(Source: The Oregonian)

By Jeff Manning, The Oregonian, Portland, Ore.
Jul. 21--Low demand from its aerospace industry customers pushed first-quarter sales at Precision Castparts down $400 million, or 23.8 percent, from same period last year.
Precision earned $240.5 million, $1.70 per diluted share, in the quarter. In the same quarter a year ago, its profit totaled $275.9 million, $1.96 a share.
Sales to GE, Boeing and its other aerospace customers fell $125 million, 15 percent in the quarter compared to the same period a year ago.
"In line with what we stated at the end of last quarter, inventory destocking across our aerospace operations was going to impact sales both in the first and second quarter," said Mark Donegan, Precision's CEO and Chair. "As we look beyond Q2, this situation stabilizes, with the order rate aligning more closely with the current build rates, and our aerospace sales returning close to pre-destocking levels by the end of the fiscal year."
A consensus of stock analysts had expected earnings in the $1.75 per share and sales of $1.62 billion. Nevertheless, Precision seems to be handling the economic downturn better than most. While some other companies are struggling to service oversized debt accrued in the boom years, Precision's total debt remains low at just $306 million. The company's cash-on-hand actually increased more than 13 percent during the quarter to finish at $632.1 million.
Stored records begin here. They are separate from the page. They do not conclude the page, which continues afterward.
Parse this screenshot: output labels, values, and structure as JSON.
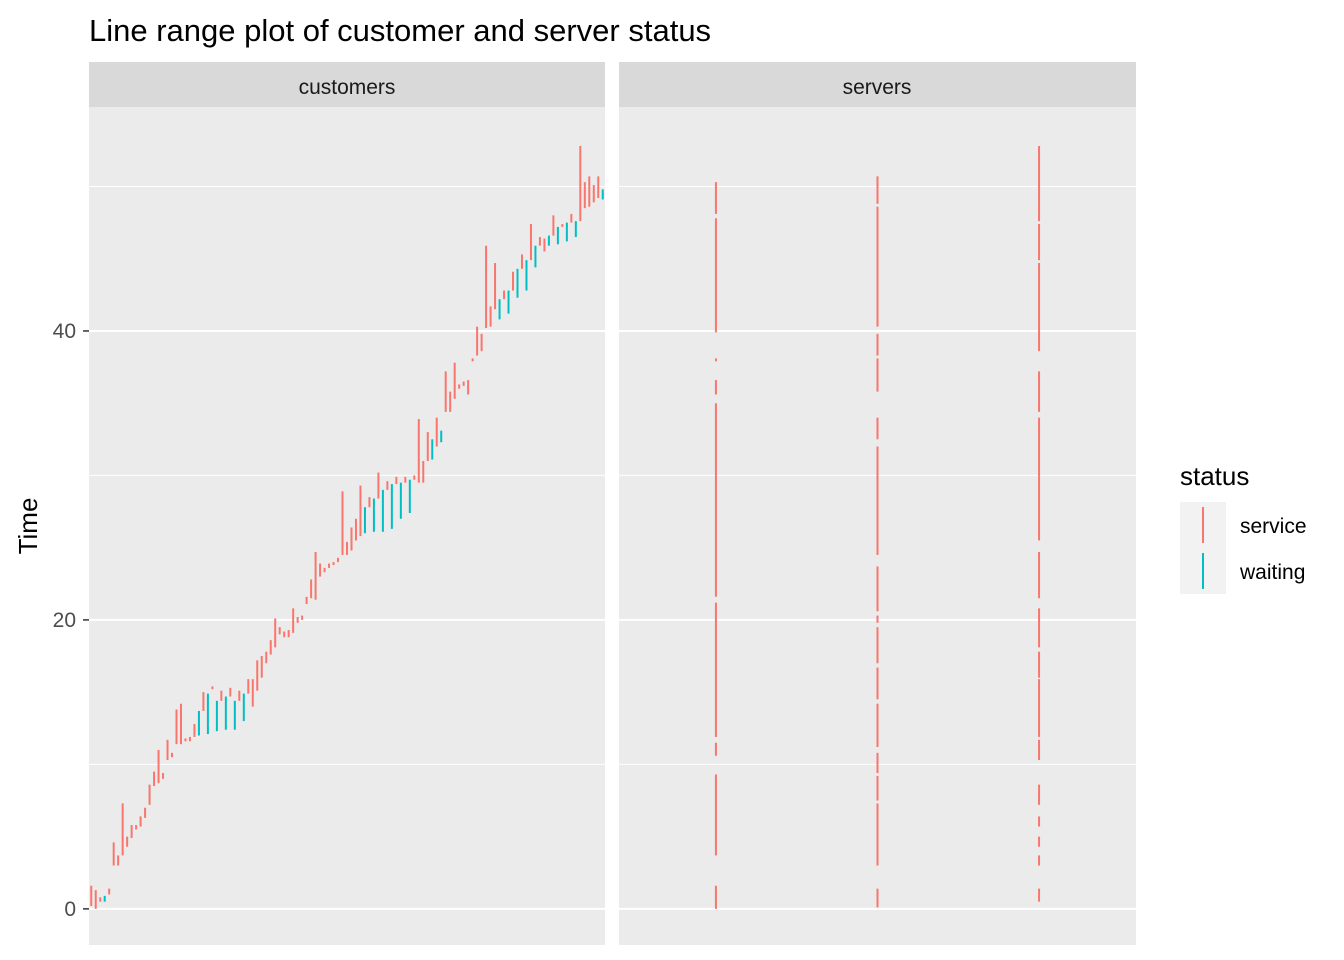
{
  "chart_data": {
    "type": "linerange",
    "title": "Line range plot of customer and server status",
    "ylabel": "Time",
    "xlabel": "",
    "ylim": [
      -2.5,
      55.5
    ],
    "y_ticks": [
      0,
      20,
      40
    ],
    "grid": true,
    "colors": {
      "service": "#F8766D",
      "waiting": "#00BFC4"
    },
    "legend": {
      "title": "status",
      "position": "right",
      "entries": [
        "service",
        "waiting"
      ]
    },
    "facets": [
      {
        "label": "customers",
        "ranges": [
          [
            1,
            0.2,
            1.6,
            "service"
          ],
          [
            2,
            0.0,
            1.3,
            "service"
          ],
          [
            3,
            0.5,
            0.8,
            "service"
          ],
          [
            4,
            0.5,
            0.9,
            "waiting"
          ],
          [
            5,
            1.0,
            1.4,
            "service"
          ],
          [
            6,
            3.0,
            4.6,
            "service"
          ],
          [
            7,
            3.0,
            3.7,
            "service"
          ],
          [
            8,
            3.7,
            7.3,
            "service"
          ],
          [
            9,
            4.3,
            5.0,
            "service"
          ],
          [
            10,
            4.9,
            5.8,
            "service"
          ],
          [
            11,
            5.5,
            5.8,
            "service"
          ],
          [
            12,
            5.7,
            6.4,
            "service"
          ],
          [
            13,
            6.3,
            7.0,
            "service"
          ],
          [
            14,
            7.2,
            8.6,
            "service"
          ],
          [
            15,
            8.5,
            9.5,
            "service"
          ],
          [
            16,
            8.7,
            11.0,
            "service"
          ],
          [
            17,
            9.0,
            9.4,
            "service"
          ],
          [
            18,
            10.3,
            11.7,
            "service"
          ],
          [
            19,
            10.5,
            10.8,
            "service"
          ],
          [
            20,
            11.4,
            13.8,
            "service"
          ],
          [
            21,
            11.4,
            14.2,
            "service"
          ],
          [
            22,
            11.6,
            11.8,
            "service"
          ],
          [
            23,
            11.6,
            11.9,
            "service"
          ],
          [
            24,
            11.9,
            12.8,
            "service"
          ],
          [
            25,
            12.0,
            13.7,
            "waiting"
          ],
          [
            26,
            13.7,
            15.0,
            "service"
          ],
          [
            27,
            12.1,
            14.9,
            "waiting"
          ],
          [
            28,
            15.2,
            15.4,
            "service"
          ],
          [
            29,
            12.3,
            14.4,
            "waiting"
          ],
          [
            30,
            14.4,
            15.1,
            "service"
          ],
          [
            31,
            12.4,
            14.7,
            "waiting"
          ],
          [
            32,
            14.7,
            15.3,
            "service"
          ],
          [
            33,
            12.4,
            14.4,
            "waiting"
          ],
          [
            34,
            14.4,
            15.1,
            "service"
          ],
          [
            35,
            13.0,
            14.9,
            "waiting"
          ],
          [
            36,
            14.9,
            15.9,
            "service"
          ],
          [
            37,
            14.0,
            15.9,
            "service"
          ],
          [
            38,
            15.1,
            17.2,
            "service"
          ],
          [
            39,
            16.0,
            17.5,
            "service"
          ],
          [
            40,
            17.0,
            17.8,
            "service"
          ],
          [
            41,
            17.6,
            18.6,
            "service"
          ],
          [
            42,
            18.1,
            20.1,
            "service"
          ],
          [
            43,
            19.0,
            19.5,
            "service"
          ],
          [
            44,
            18.8,
            19.2,
            "service"
          ],
          [
            45,
            18.8,
            19.3,
            "service"
          ],
          [
            46,
            19.1,
            20.8,
            "service"
          ],
          [
            47,
            19.8,
            20.2,
            "service"
          ],
          [
            48,
            20.0,
            20.3,
            "service"
          ],
          [
            49,
            21.1,
            21.6,
            "service"
          ],
          [
            50,
            21.5,
            22.8,
            "service"
          ],
          [
            51,
            21.4,
            24.7,
            "service"
          ],
          [
            52,
            23.0,
            23.9,
            "service"
          ],
          [
            53,
            23.3,
            23.6,
            "service"
          ],
          [
            54,
            23.6,
            23.9,
            "service"
          ],
          [
            55,
            23.8,
            24.0,
            "service"
          ],
          [
            56,
            24.0,
            24.3,
            "service"
          ],
          [
            57,
            24.5,
            28.9,
            "service"
          ],
          [
            58,
            24.5,
            25.4,
            "service"
          ],
          [
            59,
            24.8,
            26.4,
            "service"
          ],
          [
            60,
            25.5,
            27.0,
            "service"
          ],
          [
            61,
            25.8,
            29.3,
            "service"
          ],
          [
            62,
            26.0,
            27.8,
            "waiting"
          ],
          [
            63,
            27.8,
            28.5,
            "service"
          ],
          [
            64,
            26.1,
            28.4,
            "waiting"
          ],
          [
            65,
            28.4,
            30.2,
            "service"
          ],
          [
            66,
            26.1,
            29.0,
            "waiting"
          ],
          [
            67,
            29.0,
            29.6,
            "service"
          ],
          [
            68,
            26.3,
            29.4,
            "waiting"
          ],
          [
            69,
            29.4,
            29.9,
            "service"
          ],
          [
            70,
            27.0,
            29.5,
            "waiting"
          ],
          [
            71,
            29.5,
            29.9,
            "service"
          ],
          [
            72,
            27.4,
            29.7,
            "waiting"
          ],
          [
            73,
            29.7,
            30.0,
            "service"
          ],
          [
            74,
            29.5,
            33.9,
            "service"
          ],
          [
            75,
            29.5,
            31.0,
            "service"
          ],
          [
            76,
            31.0,
            33.0,
            "service"
          ],
          [
            77,
            31.1,
            32.5,
            "waiting"
          ],
          [
            78,
            32.0,
            34.0,
            "service"
          ],
          [
            79,
            32.3,
            33.1,
            "waiting"
          ],
          [
            80,
            34.4,
            37.2,
            "service"
          ],
          [
            81,
            34.4,
            35.8,
            "service"
          ],
          [
            82,
            35.3,
            37.8,
            "service"
          ],
          [
            83,
            36.0,
            36.3,
            "service"
          ],
          [
            84,
            36.2,
            36.5,
            "service"
          ],
          [
            85,
            35.6,
            36.6,
            "service"
          ],
          [
            86,
            37.9,
            38.1,
            "service"
          ],
          [
            87,
            38.3,
            40.3,
            "service"
          ],
          [
            88,
            38.6,
            39.8,
            "service"
          ],
          [
            89,
            40.2,
            45.9,
            "service"
          ],
          [
            90,
            40.3,
            41.7,
            "service"
          ],
          [
            91,
            41.5,
            44.7,
            "service"
          ],
          [
            92,
            40.8,
            42.2,
            "waiting"
          ],
          [
            93,
            42.2,
            42.8,
            "service"
          ],
          [
            94,
            41.2,
            42.8,
            "waiting"
          ],
          [
            95,
            42.8,
            44.1,
            "service"
          ],
          [
            96,
            42.3,
            44.3,
            "waiting"
          ],
          [
            97,
            44.3,
            45.3,
            "service"
          ],
          [
            98,
            42.8,
            44.9,
            "waiting"
          ],
          [
            99,
            44.9,
            47.4,
            "service"
          ],
          [
            100,
            44.4,
            45.9,
            "waiting"
          ],
          [
            101,
            45.9,
            46.5,
            "service"
          ],
          [
            102,
            45.5,
            46.4,
            "service"
          ],
          [
            103,
            45.9,
            46.6,
            "waiting"
          ],
          [
            104,
            46.6,
            48.0,
            "service"
          ],
          [
            105,
            46.0,
            47.2,
            "waiting"
          ],
          [
            106,
            47.2,
            47.4,
            "service"
          ],
          [
            107,
            46.2,
            47.5,
            "waiting"
          ],
          [
            108,
            47.5,
            48.1,
            "service"
          ],
          [
            109,
            46.5,
            47.6,
            "waiting"
          ],
          [
            110,
            47.6,
            52.8,
            "service"
          ],
          [
            111,
            48.5,
            50.3,
            "service"
          ],
          [
            112,
            48.6,
            50.7,
            "service"
          ],
          [
            113,
            48.9,
            50.1,
            "service"
          ],
          [
            114,
            49.2,
            50.7,
            "service"
          ],
          [
            115,
            49.1,
            49.8,
            "waiting"
          ]
        ]
      },
      {
        "label": "servers",
        "ranges": [
          [
            1,
            0.0,
            1.6,
            "service"
          ],
          [
            1,
            3.7,
            9.3,
            "service"
          ],
          [
            1,
            10.6,
            11.5,
            "service"
          ],
          [
            1,
            11.9,
            21.2,
            "service"
          ],
          [
            1,
            21.6,
            35.0,
            "service"
          ],
          [
            1,
            35.6,
            36.6,
            "service"
          ],
          [
            1,
            37.9,
            38.1,
            "service"
          ],
          [
            1,
            39.9,
            47.8,
            "service"
          ],
          [
            1,
            48.1,
            50.3,
            "service"
          ],
          [
            2,
            0.1,
            1.4,
            "service"
          ],
          [
            2,
            3.0,
            7.3,
            "service"
          ],
          [
            2,
            7.5,
            9.2,
            "service"
          ],
          [
            2,
            9.4,
            10.8,
            "service"
          ],
          [
            2,
            11.2,
            14.2,
            "service"
          ],
          [
            2,
            14.5,
            16.7,
            "service"
          ],
          [
            2,
            17.0,
            19.5,
            "service"
          ],
          [
            2,
            19.8,
            20.3,
            "service"
          ],
          [
            2,
            20.6,
            23.7,
            "service"
          ],
          [
            2,
            24.5,
            32.0,
            "service"
          ],
          [
            2,
            32.5,
            34.0,
            "service"
          ],
          [
            2,
            35.8,
            38.1,
            "service"
          ],
          [
            2,
            38.3,
            39.8,
            "service"
          ],
          [
            2,
            40.3,
            48.6,
            "service"
          ],
          [
            2,
            48.8,
            50.7,
            "service"
          ],
          [
            3,
            0.5,
            1.4,
            "service"
          ],
          [
            3,
            3.0,
            3.7,
            "service"
          ],
          [
            3,
            4.3,
            5.0,
            "service"
          ],
          [
            3,
            5.7,
            6.4,
            "service"
          ],
          [
            3,
            7.2,
            8.6,
            "service"
          ],
          [
            3,
            10.3,
            11.7,
            "service"
          ],
          [
            3,
            11.9,
            15.9,
            "service"
          ],
          [
            3,
            16.0,
            17.8,
            "service"
          ],
          [
            3,
            18.1,
            20.8,
            "service"
          ],
          [
            3,
            21.5,
            24.7,
            "service"
          ],
          [
            3,
            25.5,
            29.9,
            "service"
          ],
          [
            3,
            29.9,
            34.0,
            "service"
          ],
          [
            3,
            34.4,
            37.2,
            "service"
          ],
          [
            3,
            38.6,
            44.7,
            "service"
          ],
          [
            3,
            44.9,
            47.4,
            "service"
          ],
          [
            3,
            47.6,
            52.8,
            "service"
          ]
        ]
      }
    ]
  }
}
"Our balance sheet continues to be rock solid," Donegan said. "Even after contributions of more than $190 million to our pension plans early in the first quarter, we increased our cash position. We believe that our strong capacity for cash generation will enable us to take advantage of attractive opportunities that will reap great long-term benefits."
Precision employs more than 19,000 worldwide.